The community member is having issues with using GPTPineconeIndex to index their data, which consists of around 6900 articles taking up 2GB of space. They have tried indexing the data multiple times, but it keeps throwing connection errors, with the longest successful indexing taking around 2 hours.
In the comments, another community member suggests trying to insert the documents one by one, as that may be more reliable than rebuilding the entire index. They also mention that the community member could try using a different vector store, as they understand that vector stores are more memory-efficient than loading a 2GB file.
The community member asks if they would have to manually insert all 6900 articles one by one, and another community member confirms that this is the case at the moment, unless they use the async functionality, which is not yet available for the insert operation.
I am having problems with using GPTPineconeIndex. I have been trying 3 times for it to index all my data but at some point just throws some connections errors. Pretty annoying as it takes like 5 hours to get through all of my index and the longest I have been able to get it to index is like 2 hours.
Code: pinecone.init(api_key=pinecone_api_key, environment="us-east1-gcp") pinecone.create_index("wed-match", dimension=1536,metric="euclidean", pod_type="p1") index = pinecone.Index("wed-match")
documents = SimpleDirectoryReader('api\data').load_data() INDEX = GPTPineconeIndex(documents, pinecone_index=index, chunk_size_limit=512)
Errors: raise RemoteDisconnected("Remote end closed connection without" http.client.RemoteDisconnected: Remote end closed connection without response
raise RemoteDisconnected("Remote end closed connection without" urllib3.exceptions.ProtocolError: ('Connection aborted.', RemoteDisconnected('Remote end closed connection without response'))

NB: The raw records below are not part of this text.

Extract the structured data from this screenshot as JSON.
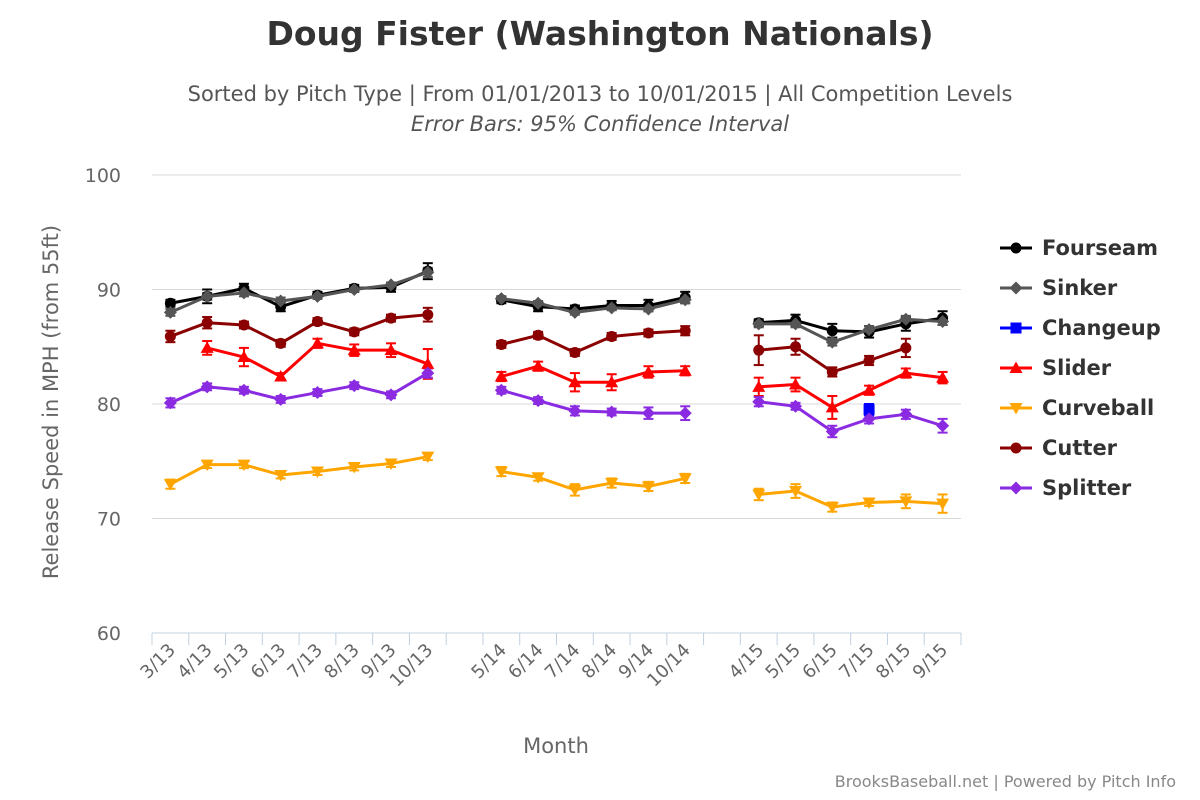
{
  "chart_data": {
    "type": "line",
    "title": "Doug Fister (Washington Nationals)",
    "subtitle": "Sorted by Pitch Type | From 01/01/2013 to 10/01/2015 | All Competition Levels",
    "subtitle2": "Error Bars: 95% Confidence Interval",
    "xlabel": "Month",
    "ylabel": "Release Speed in MPH (from 55ft)",
    "ylim": [
      60,
      100
    ],
    "yticks": [
      60,
      70,
      80,
      90,
      100
    ],
    "grid": true,
    "legend_position": "right",
    "credits": "BrooksBaseball.net | Powered by Pitch Info",
    "categories": [
      "3/13",
      "4/13",
      "5/13",
      "6/13",
      "7/13",
      "8/13",
      "9/13",
      "10/13",
      "",
      "5/14",
      "6/14",
      "7/14",
      "8/14",
      "9/14",
      "10/14",
      "",
      "4/15",
      "5/15",
      "6/15",
      "7/15",
      "8/15",
      "9/15"
    ],
    "series": [
      {
        "name": "Fourseam",
        "color": "#000000",
        "marker": "circle",
        "values": [
          88.8,
          89.4,
          90.1,
          88.5,
          89.5,
          90.1,
          90.2,
          91.6,
          null,
          89.1,
          88.5,
          88.3,
          88.6,
          88.6,
          89.3,
          null,
          87.1,
          87.3,
          86.4,
          86.3,
          87.0,
          87.5
        ],
        "errors": [
          0.3,
          0.6,
          0.4,
          0.4,
          0.3,
          0.3,
          0.4,
          0.7,
          null,
          0.3,
          0.4,
          0.3,
          0.4,
          0.5,
          0.5,
          null,
          0.3,
          0.5,
          0.6,
          0.5,
          0.6,
          0.6
        ]
      },
      {
        "name": "Sinker",
        "color": "#555555",
        "marker": "diamond",
        "values": [
          88.0,
          89.4,
          89.7,
          89.0,
          89.4,
          90.0,
          90.4,
          91.5,
          null,
          89.2,
          88.8,
          88.0,
          88.4,
          88.3,
          89.1,
          null,
          87.0,
          87.0,
          85.4,
          86.5,
          87.4,
          87.2
        ],
        "errors": [
          0.3,
          0.3,
          0.3,
          0.3,
          0.2,
          0.2,
          0.2,
          0.4,
          null,
          0.2,
          0.2,
          0.2,
          0.2,
          0.2,
          0.3,
          null,
          0.3,
          0.3,
          0.3,
          0.3,
          0.3,
          0.3
        ]
      },
      {
        "name": "Changeup",
        "color": "#0000ff",
        "marker": "square",
        "values": [
          null,
          null,
          null,
          null,
          null,
          null,
          null,
          null,
          null,
          null,
          null,
          null,
          null,
          null,
          null,
          null,
          null,
          null,
          null,
          79.5,
          null,
          null
        ],
        "errors": [
          null,
          null,
          null,
          null,
          null,
          null,
          null,
          null,
          null,
          null,
          null,
          null,
          null,
          null,
          null,
          null,
          null,
          null,
          null,
          0.5,
          null,
          null
        ]
      },
      {
        "name": "Slider",
        "color": "#ff0000",
        "marker": "triangle",
        "values": [
          null,
          84.9,
          84.1,
          82.4,
          85.3,
          84.7,
          84.7,
          83.5,
          null,
          82.4,
          83.3,
          81.9,
          81.9,
          82.8,
          82.9,
          null,
          81.5,
          81.7,
          79.7,
          81.2,
          82.7,
          82.3
        ],
        "errors": [
          null,
          0.6,
          0.8,
          0.3,
          0.4,
          0.5,
          0.6,
          1.3,
          null,
          0.4,
          0.4,
          0.8,
          0.7,
          0.5,
          0.4,
          null,
          0.8,
          0.6,
          1.0,
          0.4,
          0.4,
          0.5
        ]
      },
      {
        "name": "Curveball",
        "color": "#ffa500",
        "marker": "triangle-down",
        "values": [
          73.0,
          74.7,
          74.7,
          73.8,
          74.1,
          74.5,
          74.8,
          75.4,
          null,
          74.1,
          73.6,
          72.5,
          73.1,
          72.8,
          73.5,
          null,
          72.1,
          72.4,
          71.0,
          71.4,
          71.5,
          71.3
        ],
        "errors": [
          0.4,
          0.3,
          0.3,
          0.3,
          0.3,
          0.3,
          0.3,
          0.3,
          null,
          0.4,
          0.3,
          0.5,
          0.4,
          0.4,
          0.4,
          null,
          0.5,
          0.6,
          0.4,
          0.3,
          0.6,
          0.8
        ]
      },
      {
        "name": "Cutter",
        "color": "#8b0000",
        "marker": "circle",
        "values": [
          85.9,
          87.1,
          86.9,
          85.3,
          87.2,
          86.3,
          87.5,
          87.8,
          null,
          85.2,
          86.0,
          84.5,
          85.9,
          86.2,
          86.4,
          null,
          84.7,
          85.0,
          82.8,
          83.8,
          84.9,
          null
        ],
        "errors": [
          0.5,
          0.5,
          0.3,
          0.3,
          0.3,
          0.3,
          0.3,
          0.6,
          null,
          0.3,
          0.3,
          0.3,
          0.3,
          0.3,
          0.4,
          null,
          1.3,
          0.7,
          0.4,
          0.4,
          0.8,
          null
        ]
      },
      {
        "name": "Splitter",
        "color": "#8a2be2",
        "marker": "diamond",
        "values": [
          80.1,
          81.5,
          81.2,
          80.4,
          81.0,
          81.6,
          80.8,
          82.7,
          null,
          81.2,
          80.3,
          79.4,
          79.3,
          79.2,
          79.2,
          null,
          80.2,
          79.8,
          77.6,
          78.7,
          79.1,
          78.1
        ],
        "errors": [
          0.4,
          0.3,
          0.3,
          0.3,
          0.3,
          0.3,
          0.3,
          0.4,
          null,
          0.3,
          0.3,
          0.4,
          0.3,
          0.5,
          0.6,
          null,
          0.4,
          0.3,
          0.5,
          0.4,
          0.4,
          0.6
        ]
      }
    ]
  }
}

raise PineconeProtocolError(f'Failed to connect; did you specify the correct index name?') from e pinecone.core.exceptions.PineconeProtocolError: Failed to connect; did you specify the correct index name?
Could I have better luck with other vector stores maybe? I am not set on Pinecone. But I would like to move the data to vector store as I understand this is way more memory efficient than loading in a 2GB file in my application.
@Erik yeah at the moment. tbh that's how the build_index_from_documentsworks unless you're using our async functionality (we don't have async for insert yet but can add!)